I’m working on a Mahjong game that adds 144 image-holding usercontrols to a canvas. I do this in a loop and during the loop, my user interface freezes. Not even the command progressbar.Visibility = System.Windows.Visibility.Visible;
is executed until the operation finishes. Isn’t that weird?
When this code is being executed:
private void ButtonSync_Click(object sender, RoutedEventArgs e)
{
progressbar.Visibility = System.Windows.Visibility.Visible;
canvas.Children.Clear();
for (int i = 0; i < 30; i++)
{
for (int j = 0; j < 40; j++)
{
var star=new Star();
star.SetValue(Canvas.LeftProperty, i * 15d);
star.SetValue(Canvas.TopProperty, j * 15d);
canvas.Children.Add(star);
}
}
progressbar.Visibility = System.Windows.Visibility.Collapsed;
}
This is the response:
When the loop is finished, all the stars are on my screen, but the user had no idea what happened. We need a way to execute the code in a different thread, so the main thread can show the progress bar. Enter the background worker.

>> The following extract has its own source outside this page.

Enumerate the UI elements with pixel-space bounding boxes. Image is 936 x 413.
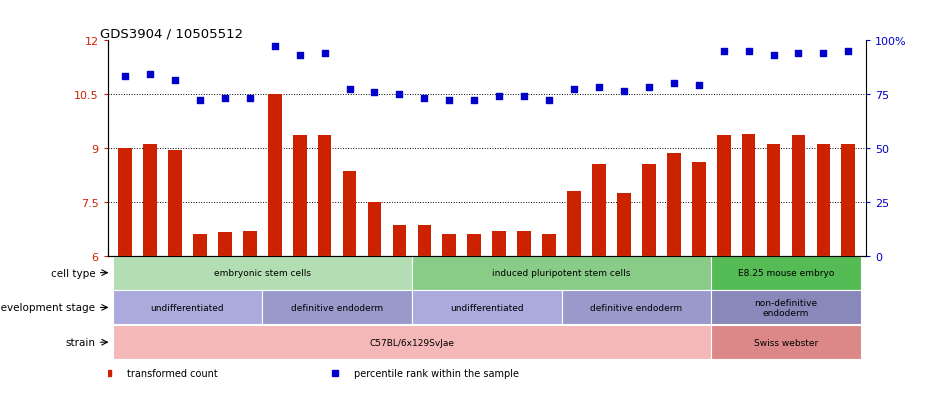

.NET provides the very handy Background Worker Class to execute code in a different thread. We will start by creating a new Background Worker. The DoWork event is called by the RunWorkerAsync method and the RunWorkerCompleted event is being fired when the operation has been completed.
private void ButtonAsync_Click(object sender, RoutedEventArgs e)
{
var bw = new BackgroundWorker();
bw.DoWork += (s, a) =>
{
for (int i = 0; i < 30; i++)
{
for (int j = 0; j < 40; j++)
{
Dispatch(i, j);
}
}
};
bw.RunWorkerCompleted += (s, a) =>
{
progressbar.Visibility = System.Windows.Visibility.Collapsed;
};
progressbar.Visibility = System.Windows.Visibility.Visible;
canvas.Children.Clear();
bw.RunWorkerAsync();
}
We cannot access the Canvas from the background worker so we use Dispatcher.BeginInvoke
. In my case the Dispatcher.BeginInvoke
must be in a different method outside the DoWork
delegate. If I place it inside the delegate all stars will be at the same position because every i and j will have the last value from the for-loop.
private void Dispatch(int i, int j)
{
Dispatcher.BeginInvoke(() =>
{
var star = new Star();
star.SetValue(Canvas.LeftProperty, i * 15d);
star.SetValue(Canvas.TopProperty, j * 15d);
canvas.Children.Add(star);
});
}
If you do not use the ZDispatcher.BeginInvokeZ but add the user controls directly to the canvas, the compiler will not complain but at run time you will get the error:
Invalid cross-thread access.
I hope this simple example shows you how you can use the Background worker to delegate time-consuming processes to different threads and inform the UI when the operation has been completed.